O processo de globalização vai se fechando em si mesmo, rompendo com o tradicional, criando uma nova ordem que se concretiza como um desafio para os governos e as políticas das cidades. Surge a perda do sentido de que é fundamental acolher os iguais e os diferentes, pois o reconhecimento do outro só é possível se a partir da afirmação que cada um faz de seu direito de ser sujeito. Portanto, o sujeito não pode se afirmar como tal sem reconhecer o outro como sujeito, ou seja, sem se livrar do medo do outro, que leva à sua exclusão (TOURAINE, 2009).
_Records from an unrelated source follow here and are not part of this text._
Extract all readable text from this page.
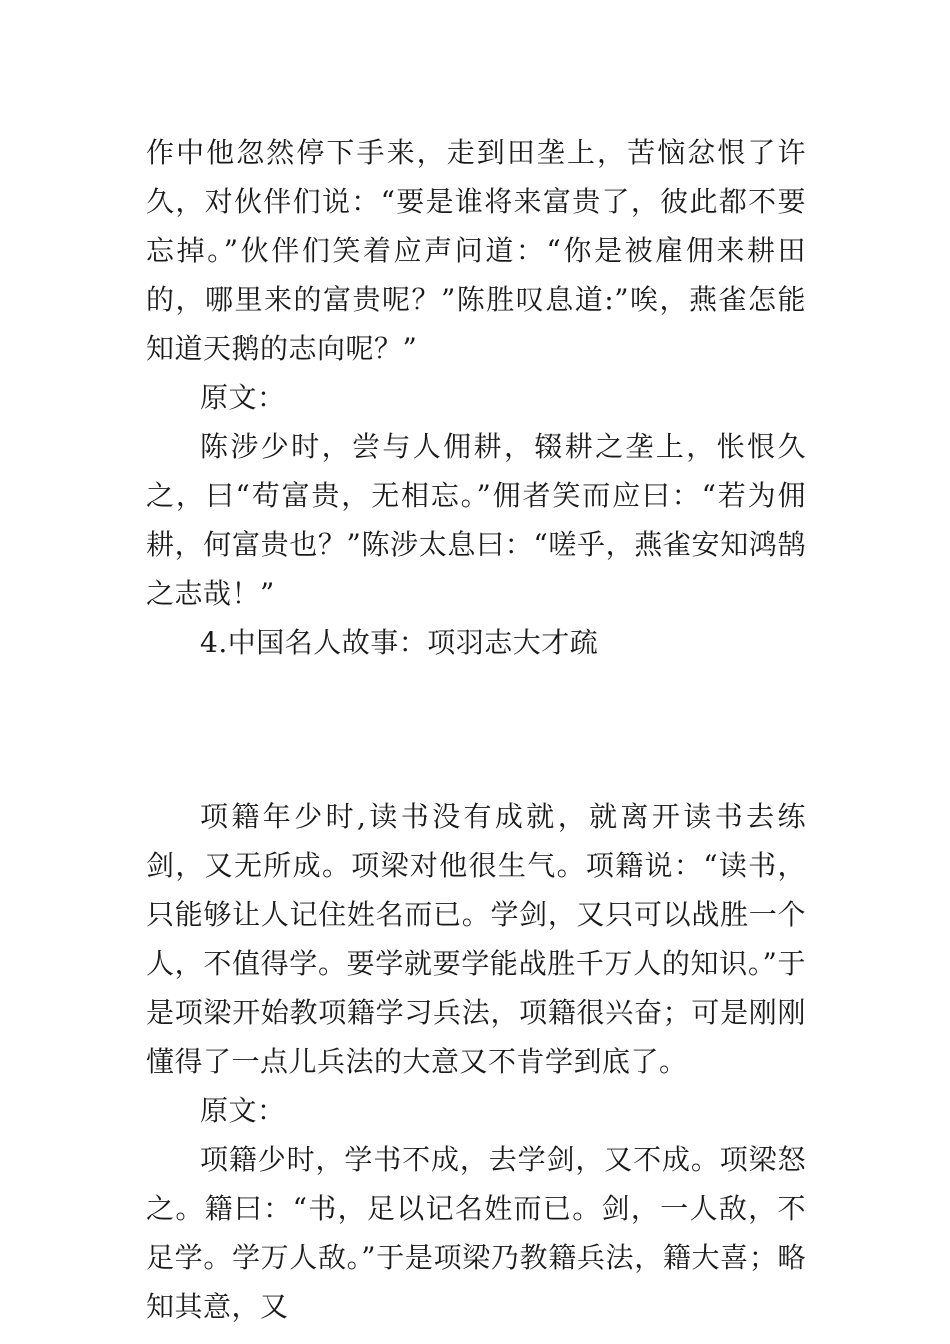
作中他忽然停下手来，走到田垄上，苦恼忿恨了许久，对伙伴们说：“要是谁将来富贵了，彼此都不要忘掉。”伙伴们笑着应声问道：“你是被雇佣来耕田的，哪里来的富贵呢？”陈胜叹息道:”唉，燕雀怎能知道天鹅的志向呢？”

原文：

陈涉少时，尝与人佣耕，辍耕之垄上，怅恨久之，曰“苟富贵，无相忘。”佣者笑而应曰：“若为佣耕，何富贵也？”陈涉太息曰：“嗟乎，燕雀安知鸿鹄之志哉！”

4.中国名人故事：项羽志大才疏

项籍年少时,读书没有成就，就离开读书去练剑，又无所成。项梁对他很生气。项籍说：“读书，只能够让人记住姓名而已。学剑，又只可以战胜一个人，不值得学。要学就要学能战胜千万人的知识。”于是项梁开始教项籍学习兵法，项籍很兴奋；可是刚刚懂得了一点儿兵法的大意又不肯学到底了。

原文：

项籍少时，学书不成，去学剑，又不成。项梁怒之。籍曰：“书，足以记名姓而已。剑，一人敌，不足学。学万人敌。”于是项梁乃教籍兵法，籍大喜；略知其意，又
De acordo com Bauman (2009), a origem do medo que move as cidades muito tem a ver com o ‘divórcio’ entre as imposições globais que recaem sobre as cidades, porém, sem apresentar nenhuma forma de solução para as mesmas. Aquele autor destaca que tal sentimento gera a nível local um mal-estar que alimenta a lucratividade dos que oferecem seguranças particulares, câmeras de vigilância, condomínios fortificados, carros blindados e dispositivos que afastam os intrusos e indesejáveis.